Under the old rules of adoption once the adoption is final, the child no longer has a parent-child relationship with the birth parents, but only with the adoptive parents. This is no longer the case.
Today, one in eight couples are unable to have a baby. In modern adoption, the woman placing a child for adoption maintains 100% control over the process and creates a customized adoption plan. This includes choosing the family as well as selecting how much contact she wants with the family both before and after placement.
Open vs. Closed Adoption
In an adoption, there are many options adoptive parent(s) can choose. Some women are not interested in knowing or choosing the adoptive parent(s), while other women insist on developing a relationship with the child’s adopting family.

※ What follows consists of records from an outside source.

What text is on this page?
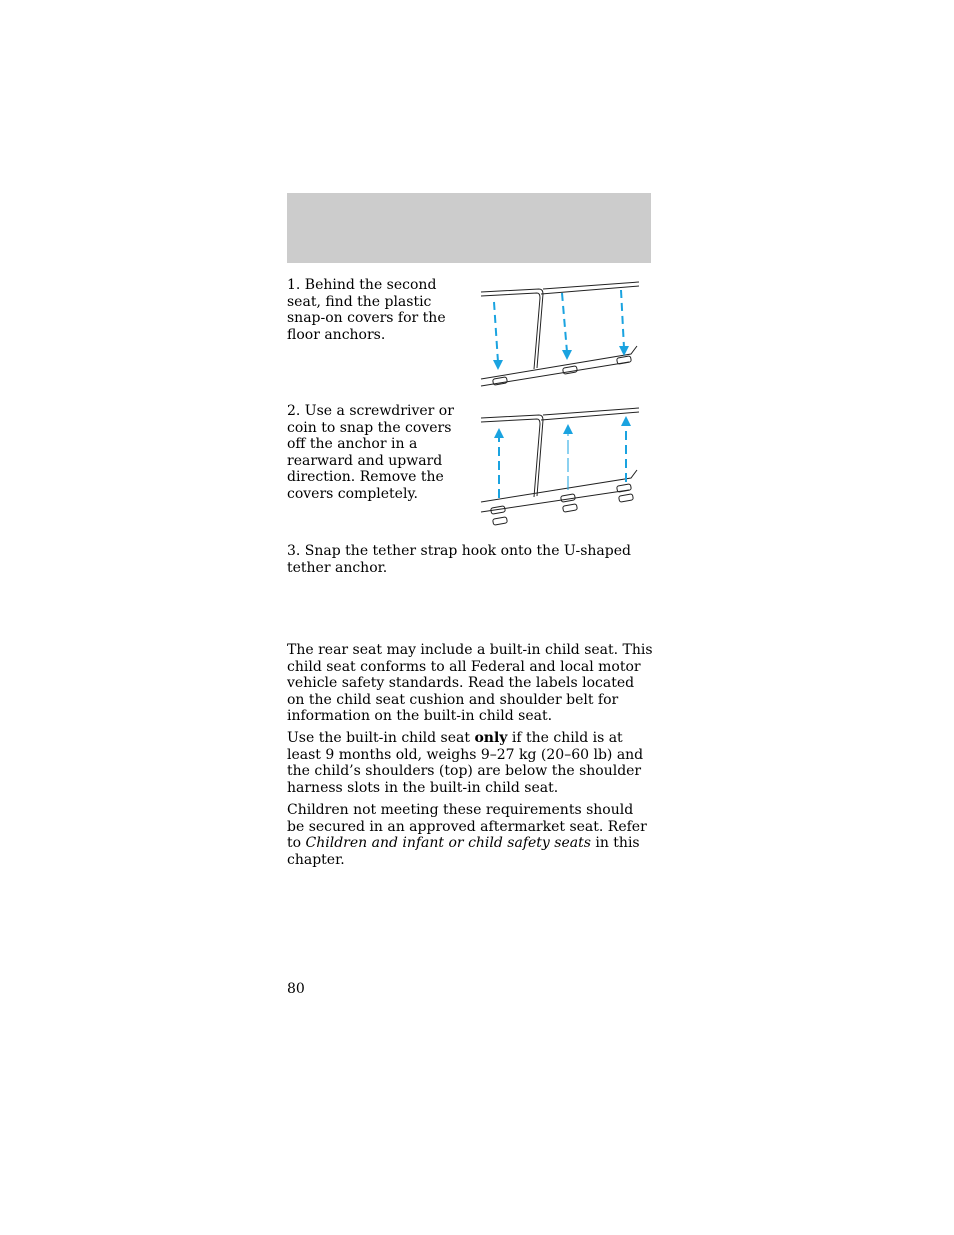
1. Behind the second seat, find the plastic snap-on covers for the floor anchors.

2. Use a screwdriver or coin to snap the covers off the anchor in a rearward and upward direction. Remove the covers completely.

3. Snap the tether strap hook onto the U-shaped tether anchor.

The rear seat may include a built-in child seat. This child seat conforms to all Federal and local motor vehicle safety standards. Read the labels located on the child seat cushion and shoulder belt for information on the built-in child seat.

Use the built-in child seat only if the child is at least 9 months old, weighs 9–27 kg (20–60 lb) and the child’s shoulders (top) are below the shoulder harness slots in the built-in child seat.

Children not meeting these requirements should be secured in an approved aftermarket seat. Refer to Children and infant or child safety seats in this chapter.

80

In an open adoption there is at least the exchange of information between the woman placing her child for adoption and the adoptive parent(s). Openness can mean a variety of things. If everyone agrees, contact can be maintained following the birth and placement of the child.
A closed adoption means there is not and will not be any contact between the mother placing her child for adoption and the adoptive parents.
Adoptions are handled by public agencies and by private agencies, and are sometimes done privately between the parties. Usually, the adoptive parents are screened and evaluated and the placement of the child is monitored for some period of time. The process concludes with the approval of the adoption by the appropriate court. This approval formally terminates the birth parent-child relationship and creates a new parent-child relationship with the adoptive parents based on what the parties have agreed to.
How can I find out about adopting a child?
You may contact a private adoption agency, state-regulated adoption agency, an attorney who handles adoption matters, or you can simply talk to friends who have adopted a child and been through the process. There are many online communities that share their experiences and can offer good advice about the process of adoption.
Must I use an adoption agency to adopt a child?
Whether or not you have to use an adoption agency to adopt a child depends upon the law of your state. Some states prohibit the so-called “independent” or “private” adoption – that is, an agreement only between the birth parents and the adoptive parents; other states allow such an adoption. In any case, a judge must approve the adoption. Some state agency will generally investigate the adoptive parents and prepare a report for the judge who will make that decision.